The title, Objectifying China, Imagining America, is perhaps too ambitious. I would rather say it is more about imagining China through buying, selling, and owning Chinese commodities in American colonies, as Frank’s discourse throughout the book centers on how colonial Americans imagined China, and the East in general, through the Chinese objects they consumed. However, studying these objects does not necessarily mean that one can objectify the place where they are produced. What’s more, in most of the cases, early Americans’ imagination of China was dominated by Orientalism and preconceived notions based on stereotypes. Asians, the so called Orientals, exist as a unity in European American historical consciousness for a very long time. According to Edward Saïd, the early European conception of Asia and Asians as European’s “deepest and most recurring images of the Other” and “the Orient has helped to define Europe (or the West)” as its opposition[3]. Culturally and ideologically speaking, early Americans still carried the baggage of the Old World, Europe, while arriving in the New World, America[4]. Therefore, their perception of China was not formed after they built direct relationship with China; it was formed centuries ago through the various discourses and imaginations of different generations of Europeans. Therefore, as Frank also occasionally points out, the Chinese porcelains and artistic commodities were colored with an Orientalist aesthetic while consumed by the colonial Americans.

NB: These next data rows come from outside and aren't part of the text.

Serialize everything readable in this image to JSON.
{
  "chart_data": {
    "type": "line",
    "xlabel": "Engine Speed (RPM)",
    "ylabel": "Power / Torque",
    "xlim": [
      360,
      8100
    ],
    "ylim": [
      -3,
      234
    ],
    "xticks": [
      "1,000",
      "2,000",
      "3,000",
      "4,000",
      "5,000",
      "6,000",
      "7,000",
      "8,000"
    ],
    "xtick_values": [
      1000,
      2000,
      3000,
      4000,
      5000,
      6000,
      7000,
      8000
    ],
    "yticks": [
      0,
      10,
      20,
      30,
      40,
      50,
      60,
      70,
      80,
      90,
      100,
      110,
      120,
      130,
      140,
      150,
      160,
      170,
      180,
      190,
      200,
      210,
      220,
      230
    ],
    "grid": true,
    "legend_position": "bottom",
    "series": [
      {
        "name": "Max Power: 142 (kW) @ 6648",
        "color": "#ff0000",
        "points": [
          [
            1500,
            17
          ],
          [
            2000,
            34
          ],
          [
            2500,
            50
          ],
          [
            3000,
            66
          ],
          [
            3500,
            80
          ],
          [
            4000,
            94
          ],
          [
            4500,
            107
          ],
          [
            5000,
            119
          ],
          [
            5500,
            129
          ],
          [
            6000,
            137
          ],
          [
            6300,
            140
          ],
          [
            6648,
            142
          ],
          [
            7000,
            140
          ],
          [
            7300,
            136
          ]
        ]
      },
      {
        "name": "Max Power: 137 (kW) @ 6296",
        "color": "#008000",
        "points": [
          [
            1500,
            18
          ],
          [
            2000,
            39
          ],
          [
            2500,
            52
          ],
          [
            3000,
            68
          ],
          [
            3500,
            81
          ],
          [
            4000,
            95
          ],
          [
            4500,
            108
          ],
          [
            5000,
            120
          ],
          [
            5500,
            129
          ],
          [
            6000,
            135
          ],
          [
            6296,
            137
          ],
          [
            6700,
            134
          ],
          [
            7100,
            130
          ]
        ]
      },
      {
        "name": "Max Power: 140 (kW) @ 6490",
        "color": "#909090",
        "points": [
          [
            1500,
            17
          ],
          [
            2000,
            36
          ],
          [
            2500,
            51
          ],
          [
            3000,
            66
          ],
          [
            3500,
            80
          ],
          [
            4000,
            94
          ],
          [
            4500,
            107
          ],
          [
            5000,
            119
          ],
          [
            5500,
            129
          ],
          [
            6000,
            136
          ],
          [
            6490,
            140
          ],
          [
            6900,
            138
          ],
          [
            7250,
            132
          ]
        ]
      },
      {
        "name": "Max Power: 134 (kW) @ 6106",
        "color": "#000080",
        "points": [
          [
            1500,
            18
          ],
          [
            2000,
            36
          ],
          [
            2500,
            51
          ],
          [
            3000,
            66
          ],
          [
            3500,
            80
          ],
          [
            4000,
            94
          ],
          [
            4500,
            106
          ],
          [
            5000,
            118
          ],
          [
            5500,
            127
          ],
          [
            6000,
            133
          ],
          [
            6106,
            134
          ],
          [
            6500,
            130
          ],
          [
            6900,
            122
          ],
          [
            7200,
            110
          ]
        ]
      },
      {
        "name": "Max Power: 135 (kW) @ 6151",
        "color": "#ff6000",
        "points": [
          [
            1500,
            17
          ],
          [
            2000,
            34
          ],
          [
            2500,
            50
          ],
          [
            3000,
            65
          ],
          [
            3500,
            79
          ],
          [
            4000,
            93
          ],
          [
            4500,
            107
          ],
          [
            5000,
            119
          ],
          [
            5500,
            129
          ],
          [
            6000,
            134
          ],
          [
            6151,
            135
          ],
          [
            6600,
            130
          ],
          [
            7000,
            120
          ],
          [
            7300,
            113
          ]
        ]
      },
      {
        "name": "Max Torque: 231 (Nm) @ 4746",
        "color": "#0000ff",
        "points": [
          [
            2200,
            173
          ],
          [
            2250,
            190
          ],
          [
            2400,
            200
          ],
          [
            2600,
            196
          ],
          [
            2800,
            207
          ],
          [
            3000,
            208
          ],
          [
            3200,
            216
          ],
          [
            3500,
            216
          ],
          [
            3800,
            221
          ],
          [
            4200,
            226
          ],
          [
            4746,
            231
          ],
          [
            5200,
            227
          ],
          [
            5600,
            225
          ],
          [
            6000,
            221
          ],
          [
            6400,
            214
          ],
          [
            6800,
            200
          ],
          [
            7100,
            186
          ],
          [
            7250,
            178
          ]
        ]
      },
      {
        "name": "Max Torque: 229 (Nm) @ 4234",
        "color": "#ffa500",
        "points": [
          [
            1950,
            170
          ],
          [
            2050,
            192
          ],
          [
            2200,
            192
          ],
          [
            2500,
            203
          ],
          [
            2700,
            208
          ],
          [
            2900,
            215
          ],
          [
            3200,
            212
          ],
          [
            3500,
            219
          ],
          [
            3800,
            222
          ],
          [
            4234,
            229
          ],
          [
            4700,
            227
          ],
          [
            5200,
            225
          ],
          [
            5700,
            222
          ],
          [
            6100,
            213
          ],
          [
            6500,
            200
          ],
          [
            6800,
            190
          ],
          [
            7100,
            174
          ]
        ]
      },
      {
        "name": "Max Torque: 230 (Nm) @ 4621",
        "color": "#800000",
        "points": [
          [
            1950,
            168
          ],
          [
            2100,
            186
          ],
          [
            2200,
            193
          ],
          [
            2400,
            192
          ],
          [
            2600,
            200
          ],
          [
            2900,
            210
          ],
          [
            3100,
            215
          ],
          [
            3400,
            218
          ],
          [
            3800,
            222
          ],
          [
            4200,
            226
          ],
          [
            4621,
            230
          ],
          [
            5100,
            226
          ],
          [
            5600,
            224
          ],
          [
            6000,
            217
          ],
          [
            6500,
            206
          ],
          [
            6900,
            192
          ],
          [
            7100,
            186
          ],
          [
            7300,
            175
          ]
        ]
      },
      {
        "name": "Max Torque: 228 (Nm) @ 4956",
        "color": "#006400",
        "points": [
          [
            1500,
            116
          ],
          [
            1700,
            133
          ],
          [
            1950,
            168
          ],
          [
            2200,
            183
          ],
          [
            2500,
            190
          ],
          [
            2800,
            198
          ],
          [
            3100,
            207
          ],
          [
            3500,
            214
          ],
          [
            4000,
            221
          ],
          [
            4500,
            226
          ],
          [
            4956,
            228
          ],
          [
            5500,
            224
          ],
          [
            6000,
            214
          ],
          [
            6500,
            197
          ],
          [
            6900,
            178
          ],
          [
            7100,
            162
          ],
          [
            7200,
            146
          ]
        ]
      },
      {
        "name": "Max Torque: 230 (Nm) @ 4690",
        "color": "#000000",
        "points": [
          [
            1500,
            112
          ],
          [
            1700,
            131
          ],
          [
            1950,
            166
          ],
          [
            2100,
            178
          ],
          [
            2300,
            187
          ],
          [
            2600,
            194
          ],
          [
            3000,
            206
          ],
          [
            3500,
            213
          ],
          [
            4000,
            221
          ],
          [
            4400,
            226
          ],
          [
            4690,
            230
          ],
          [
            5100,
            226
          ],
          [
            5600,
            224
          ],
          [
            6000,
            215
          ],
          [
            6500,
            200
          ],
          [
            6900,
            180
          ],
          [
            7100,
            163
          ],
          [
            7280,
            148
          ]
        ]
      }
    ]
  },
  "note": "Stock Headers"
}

While Frank focuses on the material aspects of Chinese commodities in colonial America, she also offers a cultural study of colonial Americans through exploring the meanings behind these material objects. Revealing early America’s commercial ties with China and colonial Americans’ cultural perception of China and Chinese people, Frank’s book presents an excellent supplementary source for the history of U.S.-China economic relations and transnational and transcultural American studies in general.


Xiuming He (Lianyungang, Jiangsu, China)

[1] It may be assumed that Obama knew that George Washington became the first U.S. President five years later, in 1789. But what Obama probably wanted to convey by evoking the name of the founding father was that although the Empress of China was funded privately, e.g. by the rich Philadelphia financier Robert Morris, the enterprise was at the same time considered of significant national importance; see, for example, Eric Jay Dolin, When America First Met China: An Exotic History of Tea, Drugs, and Money in the Age of Sail (New York: Norton, 2012).

[2] “Remarks by President Barack Obama at Town Hall Meeting with Future Chinese Leaders.” 16 Nov. 2009. Web. 29 Aug. 2014.

[3] Edward Saïd, Orientalism (New York: Pantheon, 1978) 1.

[4] Gary Y. Okihiro, Margins and Mainstreams: Asians in American History and Culture (Seattle & London: U of Washington P, 1994) 20.